Un problème opposé n'est pas la réticence à réarranger ses préjugés mais plutôt le fait de le faire si facilement pour toujours mieux suivre les idoles de la tribu. Ainsi "l'esprit du temps", "l'horizon indépassable" d'une époque peut produire des intellectuels si staliniens à l'époque de la Guerre froide et des intellectuels si réactionnaires à l'époque de la globalisation et du repli identitaire. Ceux qui sont censés pouvoir le mieux résister aux préjugés ne sont que ceux qui savent discourir pour tenter de justifier l'idéologie du moment.

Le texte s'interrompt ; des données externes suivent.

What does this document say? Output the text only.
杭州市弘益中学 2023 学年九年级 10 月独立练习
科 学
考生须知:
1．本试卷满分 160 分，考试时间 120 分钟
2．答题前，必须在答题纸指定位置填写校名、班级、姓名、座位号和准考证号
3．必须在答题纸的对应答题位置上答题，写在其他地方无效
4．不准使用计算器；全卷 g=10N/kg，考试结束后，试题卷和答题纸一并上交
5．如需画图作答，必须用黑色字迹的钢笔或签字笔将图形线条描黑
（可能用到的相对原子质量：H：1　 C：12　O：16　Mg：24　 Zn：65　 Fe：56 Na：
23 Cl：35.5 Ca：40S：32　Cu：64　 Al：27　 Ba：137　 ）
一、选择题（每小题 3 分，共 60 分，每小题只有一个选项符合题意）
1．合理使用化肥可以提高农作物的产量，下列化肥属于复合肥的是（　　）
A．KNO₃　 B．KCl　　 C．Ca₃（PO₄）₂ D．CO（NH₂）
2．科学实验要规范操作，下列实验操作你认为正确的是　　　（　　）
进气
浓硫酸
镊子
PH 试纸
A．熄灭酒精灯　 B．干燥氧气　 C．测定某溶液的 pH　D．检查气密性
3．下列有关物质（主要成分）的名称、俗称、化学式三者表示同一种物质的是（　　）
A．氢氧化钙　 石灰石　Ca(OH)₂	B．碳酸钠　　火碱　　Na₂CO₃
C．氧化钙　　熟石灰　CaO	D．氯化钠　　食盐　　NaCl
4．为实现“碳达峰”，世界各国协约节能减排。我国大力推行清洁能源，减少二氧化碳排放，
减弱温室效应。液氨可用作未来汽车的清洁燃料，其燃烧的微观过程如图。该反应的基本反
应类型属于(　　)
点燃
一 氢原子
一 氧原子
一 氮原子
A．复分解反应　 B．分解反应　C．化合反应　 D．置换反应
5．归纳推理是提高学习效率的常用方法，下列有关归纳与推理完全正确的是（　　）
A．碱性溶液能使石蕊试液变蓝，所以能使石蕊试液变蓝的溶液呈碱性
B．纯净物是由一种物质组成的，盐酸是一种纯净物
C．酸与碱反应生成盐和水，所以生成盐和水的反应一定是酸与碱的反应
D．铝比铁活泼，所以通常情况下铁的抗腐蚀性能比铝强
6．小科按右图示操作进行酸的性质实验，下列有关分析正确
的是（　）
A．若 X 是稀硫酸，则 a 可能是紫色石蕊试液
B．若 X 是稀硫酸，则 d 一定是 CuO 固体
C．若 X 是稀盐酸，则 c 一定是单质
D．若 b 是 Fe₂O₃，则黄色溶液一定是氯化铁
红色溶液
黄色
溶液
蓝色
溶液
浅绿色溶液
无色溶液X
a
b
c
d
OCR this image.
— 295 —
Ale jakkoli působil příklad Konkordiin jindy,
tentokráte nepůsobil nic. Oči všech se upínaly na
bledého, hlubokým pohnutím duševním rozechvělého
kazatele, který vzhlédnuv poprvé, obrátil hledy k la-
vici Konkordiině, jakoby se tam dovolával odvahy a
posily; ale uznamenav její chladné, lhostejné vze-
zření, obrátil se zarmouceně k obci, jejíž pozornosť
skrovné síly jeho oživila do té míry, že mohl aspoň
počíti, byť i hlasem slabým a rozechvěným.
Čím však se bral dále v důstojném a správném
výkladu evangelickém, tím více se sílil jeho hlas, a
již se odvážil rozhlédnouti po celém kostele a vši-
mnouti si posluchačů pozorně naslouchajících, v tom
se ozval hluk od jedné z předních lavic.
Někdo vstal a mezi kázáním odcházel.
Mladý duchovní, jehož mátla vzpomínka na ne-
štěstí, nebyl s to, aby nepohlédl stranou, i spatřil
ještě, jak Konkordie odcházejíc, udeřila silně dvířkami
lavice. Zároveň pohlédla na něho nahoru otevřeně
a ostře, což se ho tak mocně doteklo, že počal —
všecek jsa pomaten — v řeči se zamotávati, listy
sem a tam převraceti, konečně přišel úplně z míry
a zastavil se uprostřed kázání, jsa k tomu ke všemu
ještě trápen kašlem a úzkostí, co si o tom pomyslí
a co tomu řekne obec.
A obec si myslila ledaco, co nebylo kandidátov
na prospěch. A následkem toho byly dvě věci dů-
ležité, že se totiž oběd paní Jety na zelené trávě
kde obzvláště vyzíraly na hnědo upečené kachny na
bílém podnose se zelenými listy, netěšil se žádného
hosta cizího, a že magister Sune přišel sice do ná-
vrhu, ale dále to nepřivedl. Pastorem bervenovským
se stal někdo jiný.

Il ne faut donc pas s'attrister ou se plaindre que la philosophie ne semble pas efficace pour préserver de nombreux prétendus philosophes de discours creux ou de sophismes. Et il suffit d'ouvrir n'importe quels médias pour entendre à quel point la distinction des philosophes et des sophistes n'est pas claire et désespérer un peu vite de la vanité de ce qui est censé les opposer. Si la philosophie se croit
médecine et remède face à nos erreurs, cela n'épargne pas le philosophe des maladies dont il prétend nous soigner, tout comme le médecin est plus exposé à certains des troubles qu'il combat. Il peut découvrir l'insuffisance d'un préjugé tout en créant d'autres simplifications qui se dégraderont à leur tour en de nouveaux préjugés par la suite.
Le grand philologue Max Müller disait (bien avant Nietzsche ou Wittgenstein) que nos croyances mythologiques étaient une "
maladie du langage" et la philosophie est un art de clarifier le langage ou de se servir du langage pour corriger certaines de nos confusions - tout en engendrant de manière peut-être inévitable certaines autres pathologies ou des ossifications de l'esprit.
3 commentaires:
J'ai l'impression qu'un des gros problèmes est que les pensées s'alignent sur des narrations, des jolies théories, et qu'il y a un refus d'une réalité du chaos, de la complexité, de l'imprévisibilité des effets du second ou troisième ordre. Les pensées trop coûteuses à sacrifier impliquent très souvent un ordre, des principes, une règle sous-jacente, et buttent sur l'obstacle que dans un monde complexe, des principes contradictoires co-existent.
Oui, ce serait un biais en faveur d'un ordre rassurant. Mais on peut aussi être assez "inconsistant" pour maintenir des contradictions tant qu'elles ne se remarquent pas trop.
Ce que je remarque c'est que souvent il y a un ordre sous-jacent invisible (divinité, cabale secrète), et les contradictions sont au niveau réel. C'est peut-être la différence fondamentale entre une approche scientifique et religieuse, la première tente de résoudre les contradictions au niveau réel, quite à avoir un modèle sous-jacent chaotique (théorie quantique, relativité), la seconde a un modèle sous-jacent clair qui implique d'accepter une kyrielle de contradiction au niveau pratique.